Streaming with Multimodal

Multimodal works seamlessly with streaming:

messages = [{
    "role": "user",
    "content": [
        {"type": "text", "text": "Describe this image in detail"},
        {
            "type": "image_url",
            "image_url": {"url": "https://example.com/image.jpg"}
        },
    ]
}]

for chunk in chat.stream(messages):
    if chunk.has_content:
        print(chunk.delta, end="")

Best Practices

  1. Use Appropriate Detail Levels: Choose detail level based on your needs - use “low” for quick analysis and “high” for detailed understanding.

  2. Optimize Image Sizes: Resize large images before sending to reduce token usage and improve response times.

  3. Use Base64 for Privacy: For sensitive images, use base64 encoding instead of public URLs.

  4. Handle Mixed Content: Always structure content as a list of blocks when combining text and images.
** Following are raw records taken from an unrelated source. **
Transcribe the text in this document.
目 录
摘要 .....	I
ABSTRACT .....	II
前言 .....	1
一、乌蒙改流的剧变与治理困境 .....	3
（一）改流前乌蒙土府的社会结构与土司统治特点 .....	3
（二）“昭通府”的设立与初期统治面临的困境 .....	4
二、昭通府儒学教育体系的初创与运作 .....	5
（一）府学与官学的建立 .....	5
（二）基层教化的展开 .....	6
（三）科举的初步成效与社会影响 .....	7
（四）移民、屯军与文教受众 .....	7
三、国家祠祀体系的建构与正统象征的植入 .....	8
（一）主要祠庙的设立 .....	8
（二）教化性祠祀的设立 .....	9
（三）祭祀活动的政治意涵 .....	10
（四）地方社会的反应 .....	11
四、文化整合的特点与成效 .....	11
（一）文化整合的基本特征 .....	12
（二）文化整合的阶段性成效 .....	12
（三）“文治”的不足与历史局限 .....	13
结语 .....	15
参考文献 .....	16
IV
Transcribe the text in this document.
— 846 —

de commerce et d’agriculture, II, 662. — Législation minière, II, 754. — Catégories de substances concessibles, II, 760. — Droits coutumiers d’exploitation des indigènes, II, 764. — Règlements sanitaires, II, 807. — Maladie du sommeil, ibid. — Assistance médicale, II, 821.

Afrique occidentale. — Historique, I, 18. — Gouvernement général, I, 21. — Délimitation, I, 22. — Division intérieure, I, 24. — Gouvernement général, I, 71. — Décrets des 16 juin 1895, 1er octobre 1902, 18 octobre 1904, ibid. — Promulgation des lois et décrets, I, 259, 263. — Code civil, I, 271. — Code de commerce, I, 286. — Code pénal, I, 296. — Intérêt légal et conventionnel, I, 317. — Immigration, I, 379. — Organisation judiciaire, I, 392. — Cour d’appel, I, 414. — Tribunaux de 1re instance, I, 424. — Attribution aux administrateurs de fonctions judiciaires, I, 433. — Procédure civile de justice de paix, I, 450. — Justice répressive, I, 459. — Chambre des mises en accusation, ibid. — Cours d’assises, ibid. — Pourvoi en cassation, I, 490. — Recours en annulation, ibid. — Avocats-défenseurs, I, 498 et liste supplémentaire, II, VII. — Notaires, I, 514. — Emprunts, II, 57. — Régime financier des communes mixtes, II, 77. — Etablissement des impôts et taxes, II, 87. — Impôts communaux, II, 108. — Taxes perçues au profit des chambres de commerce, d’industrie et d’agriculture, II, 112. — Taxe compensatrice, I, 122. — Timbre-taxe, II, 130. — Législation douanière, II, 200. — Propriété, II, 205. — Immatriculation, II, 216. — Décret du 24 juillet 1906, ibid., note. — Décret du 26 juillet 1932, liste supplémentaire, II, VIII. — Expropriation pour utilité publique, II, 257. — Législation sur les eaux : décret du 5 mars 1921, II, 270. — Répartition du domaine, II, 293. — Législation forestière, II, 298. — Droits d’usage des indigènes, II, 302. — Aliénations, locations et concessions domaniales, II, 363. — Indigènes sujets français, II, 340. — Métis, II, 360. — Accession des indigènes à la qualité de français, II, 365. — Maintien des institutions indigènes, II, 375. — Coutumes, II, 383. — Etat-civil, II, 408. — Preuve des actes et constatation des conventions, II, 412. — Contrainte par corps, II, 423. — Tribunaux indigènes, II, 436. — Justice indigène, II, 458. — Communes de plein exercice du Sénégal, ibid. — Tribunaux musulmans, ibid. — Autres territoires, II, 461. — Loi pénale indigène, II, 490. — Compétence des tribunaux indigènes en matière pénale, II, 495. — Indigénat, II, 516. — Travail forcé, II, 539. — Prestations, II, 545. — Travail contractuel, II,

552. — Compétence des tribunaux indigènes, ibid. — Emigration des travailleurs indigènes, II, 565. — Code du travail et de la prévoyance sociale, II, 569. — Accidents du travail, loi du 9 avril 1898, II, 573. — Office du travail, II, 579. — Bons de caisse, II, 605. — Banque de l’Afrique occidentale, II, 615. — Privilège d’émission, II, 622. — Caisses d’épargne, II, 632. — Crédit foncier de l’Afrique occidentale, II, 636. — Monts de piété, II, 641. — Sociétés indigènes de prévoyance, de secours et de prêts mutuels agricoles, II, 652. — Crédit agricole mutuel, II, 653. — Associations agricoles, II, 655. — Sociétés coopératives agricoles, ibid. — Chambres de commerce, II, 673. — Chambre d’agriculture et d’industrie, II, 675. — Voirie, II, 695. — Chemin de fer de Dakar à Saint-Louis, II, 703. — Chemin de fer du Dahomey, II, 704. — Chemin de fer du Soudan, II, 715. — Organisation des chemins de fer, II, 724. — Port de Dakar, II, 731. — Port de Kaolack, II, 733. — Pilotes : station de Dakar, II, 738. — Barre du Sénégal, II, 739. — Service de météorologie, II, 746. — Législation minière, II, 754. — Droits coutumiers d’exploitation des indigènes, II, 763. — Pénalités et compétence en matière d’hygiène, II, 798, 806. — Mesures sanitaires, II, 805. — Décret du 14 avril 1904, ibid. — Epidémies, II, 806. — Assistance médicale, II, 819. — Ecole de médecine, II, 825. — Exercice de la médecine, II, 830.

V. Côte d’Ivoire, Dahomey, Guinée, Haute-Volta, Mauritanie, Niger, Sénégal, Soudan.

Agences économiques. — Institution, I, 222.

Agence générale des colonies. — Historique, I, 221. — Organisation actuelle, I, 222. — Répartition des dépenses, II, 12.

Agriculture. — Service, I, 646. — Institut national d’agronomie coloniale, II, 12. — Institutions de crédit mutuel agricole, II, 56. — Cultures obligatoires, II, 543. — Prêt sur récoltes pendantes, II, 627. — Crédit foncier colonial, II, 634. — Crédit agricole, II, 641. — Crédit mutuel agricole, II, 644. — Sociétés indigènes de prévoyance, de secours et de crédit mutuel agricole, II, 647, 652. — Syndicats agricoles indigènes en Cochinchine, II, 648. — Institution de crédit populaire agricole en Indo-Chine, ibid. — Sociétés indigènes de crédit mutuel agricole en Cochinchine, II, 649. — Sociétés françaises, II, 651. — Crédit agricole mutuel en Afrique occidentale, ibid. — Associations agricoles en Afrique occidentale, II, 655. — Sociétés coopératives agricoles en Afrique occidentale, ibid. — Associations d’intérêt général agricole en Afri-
  5. Test with Different Models: Not all models support multimodal - check your provider’s documentation.

  6. Consider Rate Limits: Multimodal requests may have different rate limits than text-only requests.

Common Use Cases

Document Analysis

messages = [{
    "role": "user",
    "content": [
        {"type": "text", "text": "Extract all text from this document image"},
        {"type": "image_url", "image_url": {"url": document_image_url}}
    ]
}]

Image Classification

messages = [{
    "role": "user",
    "content": [
        {"type": "text", "text": "Classify this image into one of: cat, dog, bird, other"},
        {"type": "image_url", "image_url": {"url": image_url}}
    ]
}]

Visual Question Answering

messages = [{
    "role": "user",
    "content": [
        {"type": "text", "text": "How many people are in this image?"},
        {"type": "image_url", "image_url": {"url": image_url}}
    ]
}]

Data Extraction

messages = [{
    "role": "user",
    "content": [
        {"type": "text", "text": "Extract the receipt total and date from this image"},
        {"type": "image_url", "image_url": {"url": receipt_image_url}}
    ]
}]

API Reference

For complete API documentation, see:

Provider Compatibility

Multimodal support depends on the model and provider:

  • OpenAI: GPT-4V, GPT-4o - Full multimodal support

  • Anthropic: Claude 3.5 Sonnet - Full multimodal support

  • Google: Gemini Pro Vision - Full multimodal support

  • Zhipu AI: glm-4v, glm-4.6v-flash - Full multimodal support

Always check your provider’s documentation for specific multimodal capabilities and limitations.